Have your students create colorful summer flowers to hang in front of your windows or from the ceiling, if your classroom is windowless. To make one flower, fold a piece of colored construction paper in half. Let the child cut out one half of a simple, symmetrical flower shape, starting at the fold. Then help him cut out the center of the shape, leaving an outline about ½-inch wide. Unfold the flower outline. (You can do this initial cutting for your preschoolers.)

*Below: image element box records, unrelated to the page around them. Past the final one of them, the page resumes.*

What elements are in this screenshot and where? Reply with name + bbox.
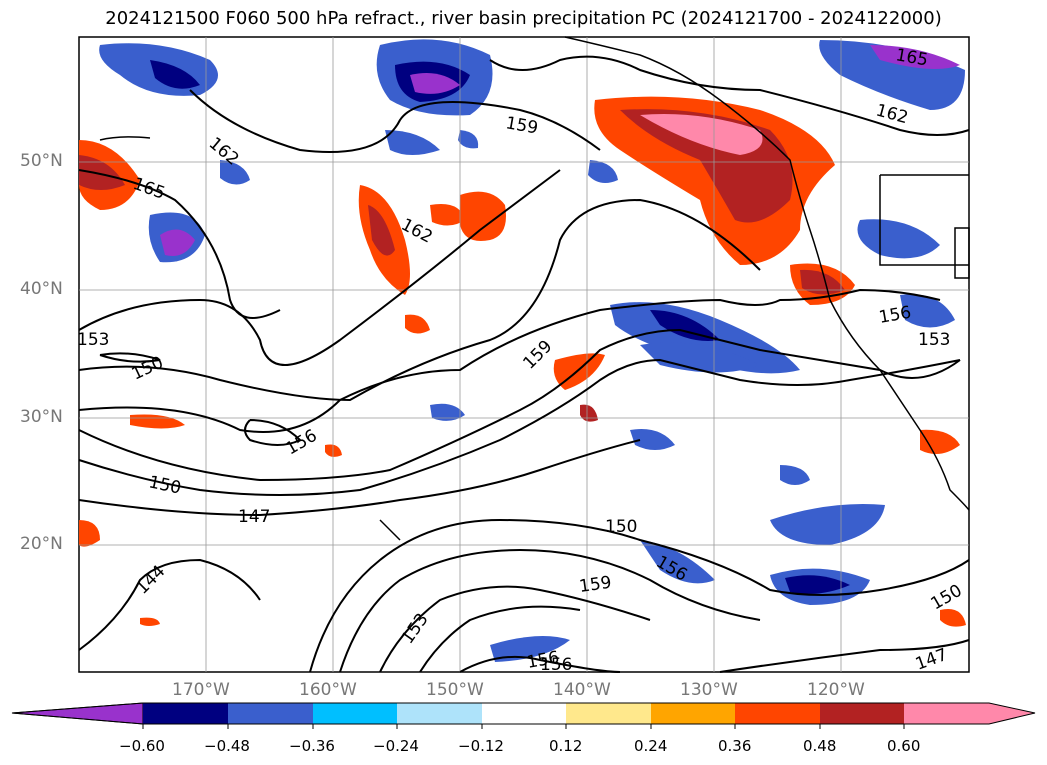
colorbar-tick-label: 0.36 [718,737,752,755]
lon-label: 140°W [553,680,611,700]
map-frame [78,36,970,673]
colorbar-tick-label: −0.48 [204,737,250,755]
colorbar-tick-label: −0.36 [289,737,335,755]
lat-label: 50°N [20,151,63,171]
colorbar-tick-label: −0.24 [373,737,419,755]
contour-label: 147 [238,507,270,527]
colorbar-tick-label: 0.60 [887,737,921,755]
contour-label: 150 [605,517,637,537]
lat-label: 40°N [20,279,63,299]
colorbar-tick-label: 0.12 [549,737,583,755]
colorbar-tick-label: 0.24 [634,737,668,755]
contour-label: 156 [540,655,572,675]
colorbar [11,702,1036,729]
lon-label: 130°W [680,680,738,700]
lon-label: 170°W [172,680,230,700]
map-title: 2024121500 F060 500 hPa refract., river … [105,8,942,29]
graticule [79,37,969,672]
lon-label: 160°W [299,680,357,700]
colorbar-tick-label: −0.60 [119,737,165,755]
lat-label: 30°N [20,407,63,427]
lon-label: 120°W [807,680,865,700]
contour-label: 153 [77,330,109,350]
refractivity-contours [78,55,970,673]
colorbar-tick-label: −0.12 [458,737,504,755]
contour-label: 153 [918,330,950,350]
precipitation-shading [79,39,966,662]
contour-label: 159 [578,573,613,597]
lat-label: 20°N [20,534,63,554]
colorbar-tick-label: 0.48 [803,737,837,755]
coastlines [99,36,970,541]
lon-label: 150°W [426,680,484,700]
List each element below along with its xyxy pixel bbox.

Lay the flower outline on a slightly larger piece of wax paper. Make sure each child has a flower. Help the child print his name on the outline. Then let the child drizzle glue along the shape’s outline  and in the center of the wax paper. Use a sponge brush to cover the wax paper with glue (but do not spread glue on the flower outline). Let the child press tissue-paper squares onto the glue. When the glue is dry, help the child peel the flower off the wax paper and trim around the flower’s edges so no  tissue paper sticks out. Hang the flowers from the ceiling or in front of your windows for a blooming display of color. Help your students thank God for the beautiful colors in His Creation and for giving us eyes to see the colorful flowers.

Tuesday, June 1, 2010

Stay in Touch

As a Bible Club leader or helper, you spend just as much (or more) time relating to your students as you do teaching them Bible facts and concepts. When a child is absent, let him know you are concerned. Here are a few ideas:
  1. On the first absence, send a postcard or make a phone call letting the child know that he or she was missed.
  2. If the absences continue, you may want to send a letter along with any missed Classroom Activity Sheets or Take-Home Papers.
  3. Next, try another phone call and/or a personal visit, inviting the child to a specific event (such as a party). Keep your attitude cheerful and upbeat during the call or visit, letting the child know you care about him or her.
  4. Finally, have a card-writing session, where the other students send notes to the absent child, letting him know he is missed. 
Download FREE "We missed you" postcards at Print them onto card stock in color, or print them in black and white and let your students color them before sending them to the absent children.

Throughout the process, keep the child and his or her family in prayer. Ask God to give you His wisdom in determining the best approach to use in each situation.